Details of how to respond to a referral are set out at page 26. It is confirmed here that a decision as to how to respond to the referral should be made within one day. Interestingly it is also stated here that this should include determining whether the child is in need and should be assessed under Section 17 of the Act. This seems to be the wrong way round in that it is this assessment which determines whether the child is in need rather than being carried out once a finding has been made. Perhaps this should be treated as referring to the social worker deciding that they have reason to believe that the child is in need and that an assessment should be carried out. It is also stated her that the child and family must be informed of decision which is to be made within one working day. This does give us a lot of leverage to be making complaints very early on where there is no movement.
Reference is made at page 29 to requests being made for need for assistance from other parts of the local authority such as housing. It is hard to think what other assistance housing can provide other than accommodation. It might therefore be useful for us to be asking the Children’s Services Department to ask the housing department for accommodation from their stocks used for homeless families.

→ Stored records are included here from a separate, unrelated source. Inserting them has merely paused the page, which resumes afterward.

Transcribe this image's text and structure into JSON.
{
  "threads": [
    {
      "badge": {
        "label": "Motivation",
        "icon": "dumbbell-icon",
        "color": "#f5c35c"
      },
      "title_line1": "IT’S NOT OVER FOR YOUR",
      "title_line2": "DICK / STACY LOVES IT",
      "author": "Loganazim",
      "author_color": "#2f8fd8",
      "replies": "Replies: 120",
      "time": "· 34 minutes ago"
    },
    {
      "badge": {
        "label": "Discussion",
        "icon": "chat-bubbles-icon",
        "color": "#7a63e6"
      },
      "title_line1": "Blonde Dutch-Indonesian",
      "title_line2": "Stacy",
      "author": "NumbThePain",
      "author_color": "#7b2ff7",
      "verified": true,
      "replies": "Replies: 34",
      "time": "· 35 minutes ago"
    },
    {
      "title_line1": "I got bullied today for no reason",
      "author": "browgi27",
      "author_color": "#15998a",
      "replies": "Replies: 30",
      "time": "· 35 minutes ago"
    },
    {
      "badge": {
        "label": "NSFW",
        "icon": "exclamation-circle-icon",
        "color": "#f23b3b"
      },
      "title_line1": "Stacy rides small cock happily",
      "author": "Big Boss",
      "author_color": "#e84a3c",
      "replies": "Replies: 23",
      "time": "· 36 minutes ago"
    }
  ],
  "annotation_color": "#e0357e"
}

At page 30 it is stated that assessments should be carried out in a timely manner. This means that the 45 working day time limit should not be treated as the absolute maximum time for completing the report rather than as the target date.
At page 30 it is stated the assessment should determine whether the child is in need and that if services as to be provided then a child in need plan should be developed setting out measurable outcomes. This provision might be of use in challenging assessments where the service are only referred to in vague terms.
At page 47 the Guidance states that Section 11 of the Children Act 2004 places a duty on councils when discharging housing duties to do so with regard to the need to safeguard and promote the welfare of children. This is probably vague enough for housing departments to get away with doing nothing other than assuring anyone who asks that children’s welfare is always considered by the Housing Department.
An interesting requirement is that set out at Page 47 that all council departments should have a clear line of accountability for providing services for safeguarding and promoting the welfare of children. Solicitors and advisers should be asking housing departments what their line of authority and arrangements for protecting the welfare of children are and asking them to explain decisions against this.
At page 53 there is a reference to housing and homelessness services being subject to Section 11 duties and becoming aware of conditions that could have an adverse impact on children. Interestingly it does not refer to them creating such conditions themselves such as by terminating the provision of accommodation
At page 102 the Guidance deals with Section 213A of the Housing Act 1996. It states children of families who are not being housed under Part 7 of the Act may be in need if no further assistance is given under that Act. It goes on to say that where the children are in need social services may ask the housing authority for reasonable advice and assistance for helping the family to obtain accommodation and the housing authority must give reasonable advice and assistance. We can therefore be asking Children’s Services Departments to consider such requests to housing as part of the assessment process following a referral under S213A.